Getting through this play may be a challenge. Not because it’s bad – actually the opposite! It’s because you might not find your way easily: the Vaults entrance is quite hidden in a side alley and doesn’t look like a theatre entrance at all. I ended up doing rounds 3 times before finding the correct way. But hey, I suppose it makes the whole experience more rewarding – you can give yourself a pat on the back for finding your way 🙂
An English – French rendition of Molière’s play
I was excited for this play, as the Theatre Lab Company & Exchange Theatre prepped the play for performances in both English and French (language versions vary on different days of the show).
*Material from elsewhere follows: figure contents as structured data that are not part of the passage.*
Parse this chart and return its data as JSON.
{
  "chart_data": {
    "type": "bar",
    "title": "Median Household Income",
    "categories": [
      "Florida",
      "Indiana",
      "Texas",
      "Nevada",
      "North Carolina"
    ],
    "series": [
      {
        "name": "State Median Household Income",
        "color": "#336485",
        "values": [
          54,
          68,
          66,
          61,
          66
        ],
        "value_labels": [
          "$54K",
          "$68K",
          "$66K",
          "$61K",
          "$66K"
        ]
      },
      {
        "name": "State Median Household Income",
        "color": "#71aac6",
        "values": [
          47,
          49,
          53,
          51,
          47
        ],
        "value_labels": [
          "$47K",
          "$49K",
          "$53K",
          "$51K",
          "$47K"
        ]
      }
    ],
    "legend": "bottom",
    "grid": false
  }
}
That’s definitely an ambitious project, and not something you see every day!
But ok, back to basics, let me tell you a little bit more about “Dom Juan” as a play.
An entertaining and addictive story, Dom Juan by Molière tells the story of the last day of the legendary playboy’s short life, set against the decaying atmosphere of Venice Carnival.
The unlikely hero you will follow but not cheer for
Described as charming, egocentric, philandering, and recently married, Dom Juan is about to commit another adultery against his wife. He sets out on a journey in search of his next love conquest with the assistance of Sganarelle, his servant. Don Juan’s remorselessness, unrepentant nature, and ferocious libido make him a world-class villain. In an intense and yet humorous philosophical discussion, Sganarelle challenges his master’s libertine views and demonstrates his wit and piety. The play follows Dom Juan in his final days, right before an unexpected end to his life and adventures.
400 year old comedy
The play mixes real-life scenarios with fantastic occurances (a living statue gets invited for dinner). Comedy blends with surprise and disgust. It’s a total mix of emotions. Molière wrote this story 400 years ago yet the actions of the title hero are (sadly) quite timeless.
Dimitri Jeannest‘s Dom Juan is so un-likeable, and (hopefully) unrelatable for most- which basically means that as an actor, Dimitri did a fabulous job. One thing I missed was a bit more of erotic tension or passion in his attraction towards women – it felt more flat emotionally than I was hoping for. It could have been done on purpose, to highlight the character’s lack of true attachment to any human being, though.
For me, the true star of the show was David Furlong as Sganarelle. From his pre-show interaction with the audience, through highly energetic jokes and songs, he becomes a natural balance point with the rest of the show’s plotline. He also helped to make some longer moments when the stage elements are moved around, more entertaining. I’m not exactly sure but I felt some part of his performance were improvised – and looked just as good as the rest of the scripted play.
I have to praise the costumes and makeup of the production: as the play is set in Venice, the presence of masks, long black capes and tightly-tied corsets create a beautiful representation of Moliere’s times. And I have to say: Dom Juan’s golden platform boots are such a fashion statement!
“Dom Juan” is a comedic time-travel capsule. It will make you laugh, but also eventually make you hope for Dom Juan’s punishment to finally come true. It’s one of those plays where you are intrigued to see what happens even though the main character is not likeable at all. It will make you feel torn inside. But in a good way.